If you were to play this game; what number $n$ would you select in order to maximise the chance of winning and what is the probability of it?
(For example, choose $n=7$, then you would roll a die and if you get $6$ on the 1st throw and $1$ on the 2nd throw you would stop since you reached $n$).
On
In general you can reach $n$ directly from any of the six preceding numbers each with probability $\frac16$ so if $p_n$ is the probability that a sum of $n$ is hit then $$p_n=\frac{1}{6}\left(p_{n-1}+p_{n-2}+p_{n-3}+p_{n-4}+p_{n-5}+p_{n-6}\right)$$ starting with $p_0=1$ and $p_{-1}=p_{-2}=p_{-3}=p_{-4}=p_{-5}=0$
This is increasing from $n=1$ to $n=6$ since in this range $p_n=p_{n-1}+\frac16p_{n-1}=\frac76p_{n-1}=\frac{7^{n-1}}{6^n}$. In particular $p_6=\frac{7^5}{6^n}\approx 0.3602323$
$p_6$ must then (by induction) be the highest $p_n$ for positive $n$, since $p_n$ for $n \gt 6$ is the average of the preceding six values, which will be strictly less than $p_6$. The average roll is $3.5$ so about $\frac{1}{3.5} =\frac27$ of the values are hit, meaning $p_n \to \frac27 \approx 0.2857143$ as $n$ increases. Actual values for smaller $n$ are:
p_0 1 / 1 1
p_1 1 / 6 0.1666667
p_2 7 / 36 0.1944444
p_3 49 / 216 0.2268519
p_4 343 / 1296 0.2646605
p_5 2401 / 7776 0.3087706
p_6 16807 / 46656 0.3602323
p_7 70993 / 279936 0.2536044
p_8 450295 / 1679616 0.2680940
p_9 2825473 / 10077696 0.2803689
p_10 17492167 / 60466176 0.2892885
p_11 106442161 / 362797056 0.2933931
p_12 633074071 / 2176782336 0.2908302
p_13 3647371105 / 13060694016 0.2792632
p_14 22219348327 / 78364164096 0.2835397
p_15 134526474769 / 470184984576 0.2861139
p_16 809860055095 / 2821109907456 0.2870714
p_17 4852905842113 / 16926659444736 0.2867019
Denote by $p_{k}$ the probability that a sum of $k$ is observed. Clearly $$p_{1}=\frac{1}{6}$$ For $p_{2}$, there is a $\frac{1}{6}$ chance of rolling a $2$ and a $\frac{1}{6}$ chance of rolling a $1$, followed by another one. This can be written as $$p_{2}=\frac{1}{6}+\frac{p_{1}}{6}=\frac{1}{6}(1+p_{1})$$
For $p_{3}$, there is a $\frac{1}{6}$ chance of rolling a $3$ and winning.

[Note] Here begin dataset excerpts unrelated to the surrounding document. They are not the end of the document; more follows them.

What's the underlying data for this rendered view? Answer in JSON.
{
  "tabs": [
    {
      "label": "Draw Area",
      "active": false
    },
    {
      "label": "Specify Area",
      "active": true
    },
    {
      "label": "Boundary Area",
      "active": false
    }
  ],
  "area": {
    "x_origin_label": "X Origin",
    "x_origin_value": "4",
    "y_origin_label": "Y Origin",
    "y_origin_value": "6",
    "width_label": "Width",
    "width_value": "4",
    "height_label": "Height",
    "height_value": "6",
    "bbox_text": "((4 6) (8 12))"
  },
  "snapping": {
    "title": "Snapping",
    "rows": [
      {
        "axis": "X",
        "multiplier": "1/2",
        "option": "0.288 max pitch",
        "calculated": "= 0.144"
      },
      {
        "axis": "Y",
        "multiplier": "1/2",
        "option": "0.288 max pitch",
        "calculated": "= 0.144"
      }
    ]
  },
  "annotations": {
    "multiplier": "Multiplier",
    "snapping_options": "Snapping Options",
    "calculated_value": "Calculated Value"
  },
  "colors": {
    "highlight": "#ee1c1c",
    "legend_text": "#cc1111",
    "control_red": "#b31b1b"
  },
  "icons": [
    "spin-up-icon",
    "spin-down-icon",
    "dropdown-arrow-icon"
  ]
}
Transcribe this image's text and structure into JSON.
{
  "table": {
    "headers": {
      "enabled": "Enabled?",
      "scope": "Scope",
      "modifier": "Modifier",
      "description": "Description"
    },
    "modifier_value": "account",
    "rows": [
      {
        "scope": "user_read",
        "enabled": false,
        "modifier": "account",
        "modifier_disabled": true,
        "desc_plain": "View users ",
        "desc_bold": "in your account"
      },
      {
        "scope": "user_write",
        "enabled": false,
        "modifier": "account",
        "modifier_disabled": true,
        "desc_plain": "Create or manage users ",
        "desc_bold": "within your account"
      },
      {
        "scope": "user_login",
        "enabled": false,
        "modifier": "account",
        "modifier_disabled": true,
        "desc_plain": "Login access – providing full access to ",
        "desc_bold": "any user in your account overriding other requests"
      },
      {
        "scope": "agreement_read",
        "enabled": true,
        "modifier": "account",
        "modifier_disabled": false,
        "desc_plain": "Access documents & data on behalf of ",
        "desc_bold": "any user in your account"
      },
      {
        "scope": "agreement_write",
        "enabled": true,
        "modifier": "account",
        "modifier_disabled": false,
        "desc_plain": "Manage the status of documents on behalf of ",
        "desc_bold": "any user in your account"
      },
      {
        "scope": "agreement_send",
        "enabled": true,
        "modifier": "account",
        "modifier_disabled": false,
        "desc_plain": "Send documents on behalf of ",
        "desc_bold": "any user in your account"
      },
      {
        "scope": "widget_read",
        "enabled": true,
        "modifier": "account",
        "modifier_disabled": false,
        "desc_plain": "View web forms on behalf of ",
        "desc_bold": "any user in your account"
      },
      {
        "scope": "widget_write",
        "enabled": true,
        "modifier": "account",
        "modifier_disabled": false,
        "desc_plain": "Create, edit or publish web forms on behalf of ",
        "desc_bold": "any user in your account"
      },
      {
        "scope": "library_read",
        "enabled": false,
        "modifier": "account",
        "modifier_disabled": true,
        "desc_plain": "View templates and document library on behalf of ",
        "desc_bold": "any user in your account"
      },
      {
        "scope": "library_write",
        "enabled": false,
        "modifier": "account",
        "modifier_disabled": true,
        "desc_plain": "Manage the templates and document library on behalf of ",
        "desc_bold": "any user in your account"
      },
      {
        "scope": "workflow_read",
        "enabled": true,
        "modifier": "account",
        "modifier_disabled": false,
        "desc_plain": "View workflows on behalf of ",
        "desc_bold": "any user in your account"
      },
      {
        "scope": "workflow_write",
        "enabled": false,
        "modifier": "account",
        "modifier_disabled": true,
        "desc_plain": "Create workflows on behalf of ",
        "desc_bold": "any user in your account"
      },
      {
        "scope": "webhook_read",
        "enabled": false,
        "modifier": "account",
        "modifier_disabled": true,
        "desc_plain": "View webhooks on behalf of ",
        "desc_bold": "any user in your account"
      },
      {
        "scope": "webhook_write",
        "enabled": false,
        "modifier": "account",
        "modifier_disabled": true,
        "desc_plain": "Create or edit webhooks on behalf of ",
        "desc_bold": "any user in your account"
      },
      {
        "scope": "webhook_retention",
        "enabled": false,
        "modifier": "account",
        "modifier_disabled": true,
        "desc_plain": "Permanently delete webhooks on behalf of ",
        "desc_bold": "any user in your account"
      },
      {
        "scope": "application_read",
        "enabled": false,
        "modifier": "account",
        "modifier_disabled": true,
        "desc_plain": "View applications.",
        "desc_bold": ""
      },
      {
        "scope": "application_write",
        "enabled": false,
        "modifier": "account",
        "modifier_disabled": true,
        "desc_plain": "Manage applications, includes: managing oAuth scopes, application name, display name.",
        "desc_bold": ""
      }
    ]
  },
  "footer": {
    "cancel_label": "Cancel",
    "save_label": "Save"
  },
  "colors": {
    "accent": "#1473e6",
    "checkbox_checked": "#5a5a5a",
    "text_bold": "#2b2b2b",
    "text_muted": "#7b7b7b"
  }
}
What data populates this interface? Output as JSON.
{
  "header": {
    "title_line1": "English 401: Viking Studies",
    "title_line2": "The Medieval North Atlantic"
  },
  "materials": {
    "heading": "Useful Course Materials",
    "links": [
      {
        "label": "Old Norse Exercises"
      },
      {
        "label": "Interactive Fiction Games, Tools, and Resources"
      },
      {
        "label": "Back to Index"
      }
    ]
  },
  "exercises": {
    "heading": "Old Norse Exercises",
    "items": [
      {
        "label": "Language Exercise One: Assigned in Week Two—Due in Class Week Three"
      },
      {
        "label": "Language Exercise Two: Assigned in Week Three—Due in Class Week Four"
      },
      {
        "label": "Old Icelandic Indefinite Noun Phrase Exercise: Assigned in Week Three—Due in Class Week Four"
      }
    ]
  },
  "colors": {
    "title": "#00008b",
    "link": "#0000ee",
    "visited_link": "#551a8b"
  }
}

The only other ways to win are to roll a $1$ or $2$, each with probability $\frac{1}{6}$. If we roll a $1$, then our odds of winning are $p_{2}$ and if we roll a $2$, our odds of winning are $p_{1}$. Therefore $$p_{3}=\frac{1}{6}+\frac{p_{1}}{6}+\frac{p_{2}}{6}=\frac{1}{6}(1+p_{1}+p_{2})$$ Similarly we have $$p_{4}=\frac{1}{6}(1+p_{1}+p_{2}+p_{3})$$ $$p_{5}=\frac{1}{6}(1+p_{1}+p_{2}+p_{3}+p_{4})$$ $$p_{6}=\frac{1}{6}(1+p_{1}+p_{2}+p_{3}+p_{4}+p_{5})$$ Now, for $k>6$ we cannot win in one roll so we have $$p_{k}=\frac{1}{6}(p_{k-1}+p_{k-2}+p_{k-3}+p_{k-4}+p_{k-5}+p_{k-6})$$ Observe that for any $k>6$, $$p_{k}=\frac{1}{6}\sum_{m=1}^{6}p_{k-m}<\frac{1}{6}\cdot 6\max_{m=1,2,3,4,5,6}p_{k-m}=\max_{m=1,2,3,4,5,6}p_{k-m}$$ This proves that the winning choice is not bigger than $6$, and in fact must be the max of $p_{1},p_{2},...p_{6}$. Clearly this is $p_{6}$, so we should choose $n=6$ to maximize the odds of winning.